Emma is just turning back to see why I haven’t followed her when I close my eyes and pull the door firmly shut between us. There’s no crying, no pounding on the door; only a deathly quiet from the other side. I stand there for several moments with my key in the lock, something like guilt fluttering behind my ribs. It fades as fast. I remind myself that Returning is merciful. Returning puts the Histories back to sleep, ends the nightmare of their ghostly waking. Still, I hate the fear that laces the younger eyes when I lock them in.

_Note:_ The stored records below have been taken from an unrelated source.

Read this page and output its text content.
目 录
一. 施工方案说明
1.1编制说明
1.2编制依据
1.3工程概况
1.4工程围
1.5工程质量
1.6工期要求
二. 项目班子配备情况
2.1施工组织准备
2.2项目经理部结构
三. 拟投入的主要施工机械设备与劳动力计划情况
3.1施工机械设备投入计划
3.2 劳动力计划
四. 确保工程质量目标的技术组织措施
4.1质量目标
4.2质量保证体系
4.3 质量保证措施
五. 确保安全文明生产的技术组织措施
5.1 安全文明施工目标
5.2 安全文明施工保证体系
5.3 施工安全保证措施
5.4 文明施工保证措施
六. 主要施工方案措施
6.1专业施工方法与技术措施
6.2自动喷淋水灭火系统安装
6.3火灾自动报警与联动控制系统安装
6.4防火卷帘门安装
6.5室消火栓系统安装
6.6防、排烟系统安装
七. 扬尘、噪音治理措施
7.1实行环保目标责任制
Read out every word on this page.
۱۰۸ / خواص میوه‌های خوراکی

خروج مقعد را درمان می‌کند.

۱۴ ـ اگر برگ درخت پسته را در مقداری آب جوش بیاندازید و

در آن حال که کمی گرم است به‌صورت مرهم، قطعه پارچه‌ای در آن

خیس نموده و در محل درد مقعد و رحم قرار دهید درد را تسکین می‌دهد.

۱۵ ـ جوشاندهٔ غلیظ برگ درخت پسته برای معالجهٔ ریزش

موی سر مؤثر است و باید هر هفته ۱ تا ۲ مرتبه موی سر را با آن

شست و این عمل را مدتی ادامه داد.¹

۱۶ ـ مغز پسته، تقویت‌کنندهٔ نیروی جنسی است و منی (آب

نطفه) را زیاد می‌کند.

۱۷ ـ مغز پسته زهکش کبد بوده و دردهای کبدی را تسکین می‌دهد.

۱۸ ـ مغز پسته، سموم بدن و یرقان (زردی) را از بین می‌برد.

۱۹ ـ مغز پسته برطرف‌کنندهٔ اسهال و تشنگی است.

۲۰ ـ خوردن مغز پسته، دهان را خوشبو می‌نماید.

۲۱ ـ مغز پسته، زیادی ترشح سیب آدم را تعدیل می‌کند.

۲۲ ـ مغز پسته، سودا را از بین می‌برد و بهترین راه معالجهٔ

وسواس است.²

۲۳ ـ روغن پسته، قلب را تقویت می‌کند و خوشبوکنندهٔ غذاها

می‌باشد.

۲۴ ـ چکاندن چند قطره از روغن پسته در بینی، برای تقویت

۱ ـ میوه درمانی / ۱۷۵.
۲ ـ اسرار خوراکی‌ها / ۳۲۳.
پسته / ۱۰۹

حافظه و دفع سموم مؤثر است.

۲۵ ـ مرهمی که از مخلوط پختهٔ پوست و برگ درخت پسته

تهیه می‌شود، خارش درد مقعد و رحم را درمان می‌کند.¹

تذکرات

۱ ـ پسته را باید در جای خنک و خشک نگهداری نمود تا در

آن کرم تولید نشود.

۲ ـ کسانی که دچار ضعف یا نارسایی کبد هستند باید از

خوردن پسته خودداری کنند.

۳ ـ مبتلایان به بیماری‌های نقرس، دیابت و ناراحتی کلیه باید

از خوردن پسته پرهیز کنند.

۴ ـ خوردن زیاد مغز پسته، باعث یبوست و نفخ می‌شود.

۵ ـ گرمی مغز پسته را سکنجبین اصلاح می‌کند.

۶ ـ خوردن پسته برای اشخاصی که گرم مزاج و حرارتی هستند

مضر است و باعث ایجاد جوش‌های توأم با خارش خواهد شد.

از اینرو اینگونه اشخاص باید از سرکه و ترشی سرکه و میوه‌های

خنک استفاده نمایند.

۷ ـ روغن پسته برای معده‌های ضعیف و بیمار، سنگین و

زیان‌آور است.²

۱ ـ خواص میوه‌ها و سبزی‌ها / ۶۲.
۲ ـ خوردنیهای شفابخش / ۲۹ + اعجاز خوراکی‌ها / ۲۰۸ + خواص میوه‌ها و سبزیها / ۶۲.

I sometimes wonder what happens in Returns, how the Histories go back to the lifeless bodies on the Archive shelves. Once, with this boy, I stayed to see, waited in the doorway of the infinite white (I knew better than to step inside). But nothing happened, not until I left. I know because I finally closed the door, only for a second, a beat, however long it takes to lock and then unlock, and when I opened it again, the boy was gone.
I once asked the Librarians how the Histories got out. Patrick said something about doors opening and closing. Lisa said the Archive was a vast machine, and all machines had glitches, gaps. Roland said he had no idea.
I suppose it doesn’t matter how they get out. All that matters is they do. And when they do, they must be found. They must go back. Case open, case closed.
I push off the door and dig the slip of Archive paper from my pocket, checking to make sure Emma’s name is gone. It is. All that’s left of her is a hand-shaped smudge in the white chalk.
I redraw the circle and turn toward home.
THREE
“GET WHAT YOU WANTED from the car?” asks Dad as I walk in.
He spares me the need to lie by flashing the car keys, which I neglected to take. Never mind that, judging by the low light through the window and the fact that every inch of the room behind him is covered with boxes, I was gone way too long. I quietly curse the Narrows and the Archive. I’ve tried wearing a w
atch, but it’s useless. Doesn’t matter how it’s made—the moment I leave the Outer, it stops working.
So now I get to pick: truth or lie.
The first trick to lying is to tell the truth as often as possible. If you start lying about everything, big and small, it becomes impossible to keep things straight, and you’ll get caught. Once suspicion is planted it becomes exponentially harder to sell the next lie.
I don’t have a clean record with my parents when it comes to lying, from sneaking out to the occasional inexplicable bruise—some Histories don’t want to be Returned—so I have to tread carefully, and since Dad paved the way for truth, I roll with it. Besides, sometimes a parent appreciates a little honesty, confidentiality. It makes them feel like the favorite.
“This whole thing,” I say, slumping against the doorway, “it’s a lot of change. I just needed some space.”
“Plenty of that here.”
“I know,” I say. “Big building.”
“Did you see all seven floors?”
“Only got to five.” The lie is effortless, delivered with an ease that would make Da proud.
I can hear Mom several rooms away, the sounds of unpacking overlapped with radio music. Mom hates quiet, fills every space with as much noise and movement as possible.
“See anything good?” asks Dad.
“Dust.” I shrug. “Maybe a ghost or two.”
He offers a conspiratorial smile and steps aside to let me pass.
My chest tightens at the sight of the boxes exploding across every spare inch of the room. About half of them just say STUFF. If Mom was feeling ambitious, she scribbled a small list of items beneath the word, but seeing as her handwriting is virtually illegible, we won’t know what’s in each box until we actually open it. Like Christmas. Except we already own everything.
Dad’s about to hand me a pair of scissors when the phone rings. I didn’t know we had a phone yet. Dad and I scramble to find it among the packing materials, when Mom shouts, “Kitchen counter by the fridge,” and sure enough, there it is.